# Working with different datatypes in SQL
© Explore Data Science Academy

## Learning Objectives

In this train we will learn:
- Querying numerical data;
- Querying Datetime data; and
- Querying text data.

## Outline

This train is structured as follows:
- Assessing the datatypes of table columns
- Numeric data
    - Integers 
    - Decimals
- Text data
    - LIKE operator
    - Case
    - Concatenation
- Date/Time data
    - The interval datatype
    - Getting portions of datetime objects
    - Between

## Introduction

SQL databases consist of tables which in turn consist of columns.

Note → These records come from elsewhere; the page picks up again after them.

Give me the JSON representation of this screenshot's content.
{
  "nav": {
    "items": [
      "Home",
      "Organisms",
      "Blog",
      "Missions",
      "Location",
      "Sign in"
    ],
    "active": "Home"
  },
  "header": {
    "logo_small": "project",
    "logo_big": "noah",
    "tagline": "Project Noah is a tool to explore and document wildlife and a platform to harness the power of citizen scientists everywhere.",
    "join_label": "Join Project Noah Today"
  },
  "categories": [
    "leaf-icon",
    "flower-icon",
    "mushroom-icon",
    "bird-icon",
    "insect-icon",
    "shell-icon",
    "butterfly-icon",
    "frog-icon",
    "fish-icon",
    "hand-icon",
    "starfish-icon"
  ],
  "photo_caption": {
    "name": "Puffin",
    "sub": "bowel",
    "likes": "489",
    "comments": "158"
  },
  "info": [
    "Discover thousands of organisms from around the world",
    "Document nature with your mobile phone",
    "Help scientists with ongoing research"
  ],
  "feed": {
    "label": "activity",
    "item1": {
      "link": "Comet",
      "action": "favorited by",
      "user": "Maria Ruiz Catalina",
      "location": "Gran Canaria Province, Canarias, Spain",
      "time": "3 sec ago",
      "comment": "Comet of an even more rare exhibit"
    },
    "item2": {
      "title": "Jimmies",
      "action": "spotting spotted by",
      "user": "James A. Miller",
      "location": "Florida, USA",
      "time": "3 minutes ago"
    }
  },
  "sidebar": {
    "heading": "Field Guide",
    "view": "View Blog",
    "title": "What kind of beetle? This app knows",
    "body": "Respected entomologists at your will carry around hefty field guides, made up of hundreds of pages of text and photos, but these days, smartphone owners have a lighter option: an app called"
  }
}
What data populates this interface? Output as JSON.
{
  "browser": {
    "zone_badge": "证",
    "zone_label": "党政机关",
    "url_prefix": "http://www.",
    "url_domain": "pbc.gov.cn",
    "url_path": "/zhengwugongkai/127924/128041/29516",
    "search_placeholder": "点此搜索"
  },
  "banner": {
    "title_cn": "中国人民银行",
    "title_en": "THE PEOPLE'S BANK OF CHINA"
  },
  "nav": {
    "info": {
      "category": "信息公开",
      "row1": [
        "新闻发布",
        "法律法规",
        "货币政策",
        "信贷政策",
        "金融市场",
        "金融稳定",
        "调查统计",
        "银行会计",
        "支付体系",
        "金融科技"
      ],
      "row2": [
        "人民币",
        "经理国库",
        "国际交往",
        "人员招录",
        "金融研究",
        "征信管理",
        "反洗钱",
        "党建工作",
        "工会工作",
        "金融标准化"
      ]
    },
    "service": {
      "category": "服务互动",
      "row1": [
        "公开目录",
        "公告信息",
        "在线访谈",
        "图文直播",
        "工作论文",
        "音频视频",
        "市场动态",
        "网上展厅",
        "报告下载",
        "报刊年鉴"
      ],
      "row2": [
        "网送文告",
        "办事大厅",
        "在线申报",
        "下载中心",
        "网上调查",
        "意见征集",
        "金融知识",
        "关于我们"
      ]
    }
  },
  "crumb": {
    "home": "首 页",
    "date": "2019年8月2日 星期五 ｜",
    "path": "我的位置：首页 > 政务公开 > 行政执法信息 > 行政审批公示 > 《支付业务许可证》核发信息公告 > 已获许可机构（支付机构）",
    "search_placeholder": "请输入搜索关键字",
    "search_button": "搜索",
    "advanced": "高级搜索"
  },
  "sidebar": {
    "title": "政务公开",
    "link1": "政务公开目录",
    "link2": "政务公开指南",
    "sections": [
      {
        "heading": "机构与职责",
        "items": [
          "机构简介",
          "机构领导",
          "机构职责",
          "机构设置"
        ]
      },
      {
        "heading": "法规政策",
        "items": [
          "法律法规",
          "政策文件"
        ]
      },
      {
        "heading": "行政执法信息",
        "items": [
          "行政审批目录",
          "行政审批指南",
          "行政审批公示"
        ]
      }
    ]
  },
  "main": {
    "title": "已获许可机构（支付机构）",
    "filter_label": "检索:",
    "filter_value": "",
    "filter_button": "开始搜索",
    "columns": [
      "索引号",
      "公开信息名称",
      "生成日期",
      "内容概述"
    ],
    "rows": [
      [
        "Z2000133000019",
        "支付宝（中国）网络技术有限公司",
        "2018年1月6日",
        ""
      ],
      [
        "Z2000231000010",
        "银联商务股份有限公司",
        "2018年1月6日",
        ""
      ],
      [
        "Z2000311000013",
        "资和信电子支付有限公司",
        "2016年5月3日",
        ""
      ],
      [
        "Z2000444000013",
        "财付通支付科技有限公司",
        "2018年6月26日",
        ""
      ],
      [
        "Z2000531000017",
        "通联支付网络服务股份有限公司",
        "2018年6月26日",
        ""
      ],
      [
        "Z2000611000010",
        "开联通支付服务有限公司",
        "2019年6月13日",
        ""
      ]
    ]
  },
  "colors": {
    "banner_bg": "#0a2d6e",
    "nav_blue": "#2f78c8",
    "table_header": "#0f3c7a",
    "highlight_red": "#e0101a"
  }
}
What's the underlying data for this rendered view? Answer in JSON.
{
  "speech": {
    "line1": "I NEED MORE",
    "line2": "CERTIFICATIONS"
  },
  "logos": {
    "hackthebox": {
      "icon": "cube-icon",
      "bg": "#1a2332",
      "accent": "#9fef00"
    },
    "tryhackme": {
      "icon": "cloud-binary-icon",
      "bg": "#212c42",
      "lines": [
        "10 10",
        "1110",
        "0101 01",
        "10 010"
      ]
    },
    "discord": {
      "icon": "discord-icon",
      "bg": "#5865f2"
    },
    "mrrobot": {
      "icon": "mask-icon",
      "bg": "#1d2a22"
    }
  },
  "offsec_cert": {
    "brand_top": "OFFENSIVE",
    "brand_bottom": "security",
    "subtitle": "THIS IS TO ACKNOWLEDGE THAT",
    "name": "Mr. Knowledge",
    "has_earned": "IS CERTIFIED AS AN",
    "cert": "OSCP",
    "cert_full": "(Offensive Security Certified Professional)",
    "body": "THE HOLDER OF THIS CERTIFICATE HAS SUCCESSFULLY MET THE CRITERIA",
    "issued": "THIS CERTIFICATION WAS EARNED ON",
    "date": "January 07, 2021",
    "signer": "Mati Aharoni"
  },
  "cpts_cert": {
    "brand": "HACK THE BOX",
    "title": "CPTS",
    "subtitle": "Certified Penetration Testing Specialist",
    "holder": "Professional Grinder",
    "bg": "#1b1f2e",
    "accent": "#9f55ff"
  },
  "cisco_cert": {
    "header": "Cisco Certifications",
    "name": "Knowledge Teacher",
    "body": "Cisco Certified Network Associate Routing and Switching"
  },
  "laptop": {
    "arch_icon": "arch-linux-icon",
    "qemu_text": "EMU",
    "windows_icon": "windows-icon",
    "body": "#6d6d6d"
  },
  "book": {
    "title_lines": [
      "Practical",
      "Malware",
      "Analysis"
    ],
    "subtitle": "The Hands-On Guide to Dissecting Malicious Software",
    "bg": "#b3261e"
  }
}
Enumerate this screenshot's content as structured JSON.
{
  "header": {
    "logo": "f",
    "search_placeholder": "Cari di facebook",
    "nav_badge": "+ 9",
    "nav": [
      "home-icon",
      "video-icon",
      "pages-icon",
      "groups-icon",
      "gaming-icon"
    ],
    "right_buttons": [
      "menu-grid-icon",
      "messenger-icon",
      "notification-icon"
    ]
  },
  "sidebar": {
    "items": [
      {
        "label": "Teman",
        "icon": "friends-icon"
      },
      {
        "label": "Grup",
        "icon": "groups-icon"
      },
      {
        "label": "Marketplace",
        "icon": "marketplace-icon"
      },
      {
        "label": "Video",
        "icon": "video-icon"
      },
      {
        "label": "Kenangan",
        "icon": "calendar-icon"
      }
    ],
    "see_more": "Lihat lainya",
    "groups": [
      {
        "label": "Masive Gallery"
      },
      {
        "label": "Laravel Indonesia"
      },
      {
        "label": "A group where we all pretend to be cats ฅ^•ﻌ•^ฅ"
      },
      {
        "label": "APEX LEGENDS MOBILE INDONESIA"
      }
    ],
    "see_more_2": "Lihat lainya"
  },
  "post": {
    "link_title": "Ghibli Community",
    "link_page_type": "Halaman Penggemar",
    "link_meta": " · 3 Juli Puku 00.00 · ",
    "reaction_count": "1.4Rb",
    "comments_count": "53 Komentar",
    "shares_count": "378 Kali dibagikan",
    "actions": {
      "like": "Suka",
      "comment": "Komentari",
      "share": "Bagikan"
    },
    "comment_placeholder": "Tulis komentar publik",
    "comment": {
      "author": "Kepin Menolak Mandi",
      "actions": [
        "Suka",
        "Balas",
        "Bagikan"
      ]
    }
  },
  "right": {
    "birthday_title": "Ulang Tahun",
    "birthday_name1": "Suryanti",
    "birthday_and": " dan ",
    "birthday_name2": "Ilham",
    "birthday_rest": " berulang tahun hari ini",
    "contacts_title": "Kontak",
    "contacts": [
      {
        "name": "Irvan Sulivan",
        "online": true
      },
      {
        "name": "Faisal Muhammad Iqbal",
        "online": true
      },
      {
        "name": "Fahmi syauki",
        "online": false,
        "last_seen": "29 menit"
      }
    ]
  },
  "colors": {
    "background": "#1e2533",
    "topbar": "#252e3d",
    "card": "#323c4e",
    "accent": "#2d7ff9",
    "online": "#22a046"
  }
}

Each column is allowed to store a single datatype. This datatype is allocated to a given column based on:

1. The **type** of data that needs to be stored in the column.
2. The **size** (in bytes) required to store each datum in the column.


As such, the general rule of thumb is to use the smallest version of the data type that also has enough capacity to reliably support the data to be stored.

For this train, we will discuss some of the common datatypes in databases and SQL queries that will be useful when working with them.  

## Assessing the datatypes of table columns

In this section, we discuss how to find out the datatypes of columns in a given table. This will be useful when we want to use the WHERE clause (i.e. to verify the type of data in the column) or when we need to modify or add information to a given database table. 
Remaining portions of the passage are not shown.